歴史ドラマでもあり、ラブストーリーでもあり、お菓子にかかわる人々の思いが素敵でした。
甘党なオーギュストがアルジャンの作るスイーツに惚れ込んで熱心に通い詰めるのですが、いつも感激屋で賑やかなオーギュストに比べて無表情でぶっきらぼうなアルジャンのキャラの対比が可笑しくて楽しい。
菓子店で店番をする看板娘のニノンがいい子で、身寄りをなくした彼女を気にかける姿にアルジャンの不器用な優しさが見え隠れしてニヤニヤ。さり気なく困っている人を助ける彼の人の良さが見て取れます。
ときおり、店を抜け出しては、ラヴィアンローズ宮殿へと通い、ロクサーヌ女王の菓子職人として腕を振るうアルジャンですが、現在の女王との馴れ初めは運命の出会いとでもいうべきもので、一介の兵士と追われる身の元王女の逃避行はロマンスが溢れて、ときめいてしまいますね。国民の誰もが贅沢できる豊かな国を作ると立ち上がったロクサーヌの勇姿が現在の平和なフロリアの日常風景に繋がっているかと思うと、感動も一潮。
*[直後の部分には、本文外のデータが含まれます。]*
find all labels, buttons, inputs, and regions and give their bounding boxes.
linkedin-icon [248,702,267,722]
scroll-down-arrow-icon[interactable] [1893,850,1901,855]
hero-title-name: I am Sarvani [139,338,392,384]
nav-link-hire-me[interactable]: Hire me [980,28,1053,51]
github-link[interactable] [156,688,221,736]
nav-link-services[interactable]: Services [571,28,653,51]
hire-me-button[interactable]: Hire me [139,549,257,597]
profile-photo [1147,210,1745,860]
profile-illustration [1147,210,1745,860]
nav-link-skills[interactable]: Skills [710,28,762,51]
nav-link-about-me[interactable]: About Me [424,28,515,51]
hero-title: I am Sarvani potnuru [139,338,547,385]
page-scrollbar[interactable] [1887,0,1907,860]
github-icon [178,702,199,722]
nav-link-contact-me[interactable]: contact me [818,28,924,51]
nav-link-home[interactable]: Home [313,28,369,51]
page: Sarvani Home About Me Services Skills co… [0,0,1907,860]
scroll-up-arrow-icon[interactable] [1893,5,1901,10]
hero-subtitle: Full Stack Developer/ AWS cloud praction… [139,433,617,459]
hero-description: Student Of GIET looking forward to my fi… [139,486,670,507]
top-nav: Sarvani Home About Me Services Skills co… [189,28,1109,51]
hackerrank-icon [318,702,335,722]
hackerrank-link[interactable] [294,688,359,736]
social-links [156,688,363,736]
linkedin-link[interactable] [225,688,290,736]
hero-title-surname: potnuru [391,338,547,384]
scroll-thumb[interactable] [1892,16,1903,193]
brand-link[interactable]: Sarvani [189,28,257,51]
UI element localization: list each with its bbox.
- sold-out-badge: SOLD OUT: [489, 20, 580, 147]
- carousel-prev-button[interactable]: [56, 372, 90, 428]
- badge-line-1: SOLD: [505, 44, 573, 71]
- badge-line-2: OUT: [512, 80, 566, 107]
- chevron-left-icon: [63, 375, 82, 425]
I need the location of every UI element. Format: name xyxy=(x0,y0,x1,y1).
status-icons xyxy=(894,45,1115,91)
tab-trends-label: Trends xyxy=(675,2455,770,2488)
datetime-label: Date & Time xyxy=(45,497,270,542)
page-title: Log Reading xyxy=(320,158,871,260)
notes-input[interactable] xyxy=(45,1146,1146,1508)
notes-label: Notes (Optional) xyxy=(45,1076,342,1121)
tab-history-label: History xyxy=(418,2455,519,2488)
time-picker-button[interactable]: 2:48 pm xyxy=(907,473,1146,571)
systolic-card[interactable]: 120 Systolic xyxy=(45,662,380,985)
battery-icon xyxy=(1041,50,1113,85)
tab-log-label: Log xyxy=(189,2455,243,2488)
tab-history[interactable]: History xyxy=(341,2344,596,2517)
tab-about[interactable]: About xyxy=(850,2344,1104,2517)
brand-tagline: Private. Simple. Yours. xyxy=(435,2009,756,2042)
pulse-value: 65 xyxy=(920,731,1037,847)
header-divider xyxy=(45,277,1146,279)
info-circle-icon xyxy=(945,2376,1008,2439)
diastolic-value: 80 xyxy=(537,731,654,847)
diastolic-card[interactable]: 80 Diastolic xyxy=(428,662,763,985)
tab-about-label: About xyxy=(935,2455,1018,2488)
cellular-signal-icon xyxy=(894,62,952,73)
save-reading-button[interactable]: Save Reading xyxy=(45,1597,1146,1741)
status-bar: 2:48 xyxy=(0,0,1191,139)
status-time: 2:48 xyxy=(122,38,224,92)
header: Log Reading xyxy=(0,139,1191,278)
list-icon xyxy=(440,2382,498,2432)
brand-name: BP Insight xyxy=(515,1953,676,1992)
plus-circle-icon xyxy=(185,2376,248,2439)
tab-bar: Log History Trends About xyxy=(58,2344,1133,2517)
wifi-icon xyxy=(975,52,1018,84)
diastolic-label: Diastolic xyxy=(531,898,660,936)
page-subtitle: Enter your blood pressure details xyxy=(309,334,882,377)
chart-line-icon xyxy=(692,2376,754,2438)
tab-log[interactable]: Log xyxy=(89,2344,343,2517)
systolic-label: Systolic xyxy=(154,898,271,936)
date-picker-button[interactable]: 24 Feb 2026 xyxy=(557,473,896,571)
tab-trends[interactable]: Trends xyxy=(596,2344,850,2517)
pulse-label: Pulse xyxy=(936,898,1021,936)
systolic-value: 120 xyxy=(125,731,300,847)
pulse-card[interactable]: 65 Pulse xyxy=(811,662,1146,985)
お菓子を心の支えにして国を変えたアルジャンとロクサーヌ、さらにお菓子が縁で絆が生まれたオーギュストやニノン、ソフィーたち。お菓子を作ったり、食べたりすることで人々の心が和やかになって、幸せに包まれていく光景が素晴らしかったです。日々の暮らしに困窮せず、誰でも無駄なことを楽しめる。それが国の豊かさであり満ち足りた生活なのだなぁと改めて思いました。され、下巻はどんなお菓子が出てくるのか楽しみです。